How to make your own accurate thermometer?

You could try to make an accurate experimental thermometer by glueing two strips of dissimilar metals together along their lengths. Perhaps try copper and steel or copper and aluminum or steel and aluminum.  Try perhaps one half inch wide by six inch long strips.  Use sheets of metal that are equally thin.  Perhaps cut the strips from aluminum soda cans and steel soup cans, etc.  Use a magnet to check for steel vs aluminum.  Glue the strips together using epoxy or super glue.  Attach one end of the combined strip to a firm base and leave one end free to move in front of a paper scale.  


You now have a bimetalic thermometer.  The thermometer can be made to be more sensitive by using greater length strips and bending the strips into a spiral and attaching a pointer to the free end of the spiral to amplify movement.  This is how most oven thermometers are built except the metals are joined without glue.  The principal of operation of a bimetalic thermometer is that one  metal expands or contracts more or less than another metal.  

When joined, a temperature change causes the combined strip to bend.  You can calibrate your thermometer by marking its "pointer" position at two or more large temperature changes then calculating the total deflection divided by the total temperature difference to get deflection per degree (either F or C).  Be careful with tin snips and epoxy or super glue.  Good luck.
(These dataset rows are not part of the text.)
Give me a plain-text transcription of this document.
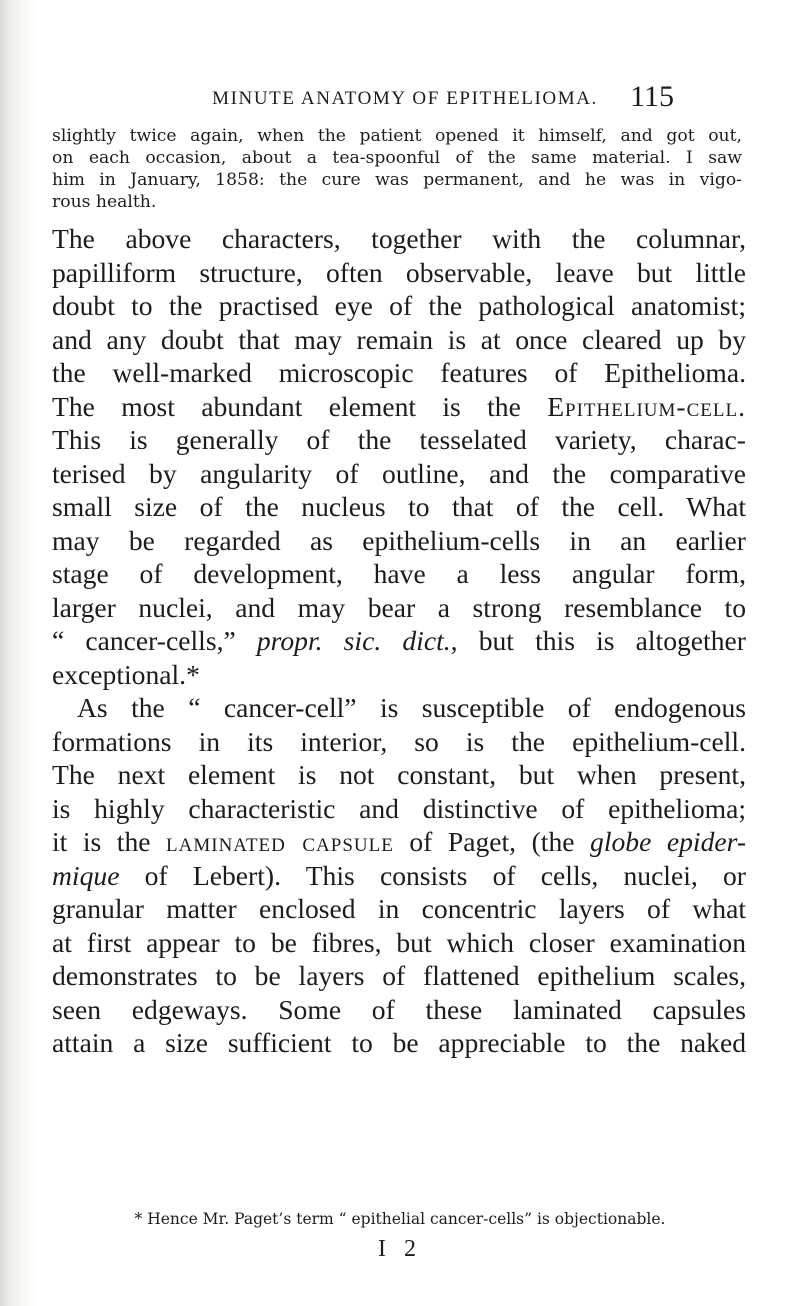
MINUTE ANATOMY OF EPITHELIOMA.	115
slightly twice again, when the patient opened it himself, and got out,
on each occasion, about a tea-spoonful of the same material. I saw
him in January, 1858: the cure was permanent, and he was in vigo-
rous health.
The above characters, together with the columnar,
papilliform structure, often observable, leave but little
doubt to the practised eye of the pathological anatomist;
and any doubt that may remain is at once cleared up by
the well-marked microscopic features of Epithelioma.
The most abundant element is the Epithelium-cell.
This is generally of the tesselated variety, charac-
terised by angularity of outline, and the comparative
small size of the nucleus to that of the cell. What
may be regarded as epithelium-cells in an earlier
stage of development, have a less angular form,
larger nuclei, and may bear a strong resemblance to
“ cancer-cells,” propr. sic. dict., but this is altogether
exceptional.*
As the “ cancer-cell” is susceptible of endogenous
formations in its interior, so is the epithelium-cell.
The next element is not constant, but when present,
is highly characteristic and distinctive of epithelioma;
it is the laminated capsule of Paget, (the globe epider-
mique of Lebert). This consists of cells, nuclei, or
granular matter enclosed in concentric layers of what
at first appear to be fibres, but which closer examination
demonstrates to be layers of flattened epithelium scales,
seen edgeways. Some of these laminated capsules
attain a size sufficient to be appreciable to the naked
* Hence Mr. Paget’s term “ epithelial cancer-cells” is objectionable.
I 2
As an alternative, you can make a highly accurate experimental thermometer by winding very thin insulated copper wire (like that used in toy motors) around a wooden spool and connecting the scraped   wire ends to an accurate ohmmeter to measure resistance change vs temperature change.  

Calibrate as before but remember that calibration temperatures must be steady long enough for any lag to catch up.  This is called a resistance thermometer and accuracy will depend on the length and thinness of wire and sensitivity of your ohmmeter.  Also the ohmmeter should not cause enough current to flow in the wire to heat the wire.  Observe for drift (increase in resistance and temperature) while taking measurements.